This class may be used to produce a detailed report of the
segment by
segment performance of a given classifier on given labeled testing
data. Segment by segment performance is computed by using a specified
Token classifier to induce the predicted segments, and then
computing precision, recall, and F1 measures on those segments.
A predicted segment is judged as different than a labeled segment if the
two segments start or end at different
Tokens, or if they have
different types.
It is assumed that both of the specified
Token classifiers
(one giving labels and the other giving predictions) produce discrete
predicitions of the form B-type
,
I-type
, and O
to represent the beginning
of a segment of type type, a token inside a segment of type
type, and a token outside of any segment respectively.

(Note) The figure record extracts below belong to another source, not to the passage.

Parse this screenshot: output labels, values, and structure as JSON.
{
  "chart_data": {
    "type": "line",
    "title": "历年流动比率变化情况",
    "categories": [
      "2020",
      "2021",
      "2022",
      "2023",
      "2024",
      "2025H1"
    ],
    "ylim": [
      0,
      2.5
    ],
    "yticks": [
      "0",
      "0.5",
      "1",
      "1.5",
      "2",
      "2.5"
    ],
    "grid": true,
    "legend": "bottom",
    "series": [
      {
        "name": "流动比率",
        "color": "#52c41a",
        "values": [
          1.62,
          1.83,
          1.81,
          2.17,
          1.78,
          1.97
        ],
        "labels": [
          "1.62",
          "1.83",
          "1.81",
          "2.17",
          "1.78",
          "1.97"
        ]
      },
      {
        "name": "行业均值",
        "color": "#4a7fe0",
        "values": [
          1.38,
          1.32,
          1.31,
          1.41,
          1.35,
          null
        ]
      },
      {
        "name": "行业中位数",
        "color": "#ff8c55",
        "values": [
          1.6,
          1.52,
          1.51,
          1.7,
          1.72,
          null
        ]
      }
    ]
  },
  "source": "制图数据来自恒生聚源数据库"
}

It is also assumed that the specified
edu.illinois.cs.cogcomp.lbjava.parse.Parserproduces
Tokens linked to each other via the previous
and next
fields inherited from
edu.illinois.cs.cogcomp.lbjava.parse.LinkedChild. In order to invoke this class as a
program on the command line, it must also be the case that the parser
implements a constructor with a single String
argument.
Command Line Usage
java edu.illinois.cs.cogcomp.lbjava.edu.illinois.cs.cogcomp.lbjava.nlp.seg.BIOTester <classifier> <labeler>
<parser> <test file>
Input
The first three arguments must be fully qualified class names. The fourth
is the name of a file containing labeled testing data to be parsed by the
parser.
Output
The output is generated by the
edu.illinois.cs.cogcomp.lbjava.classify.TestDiscrete class.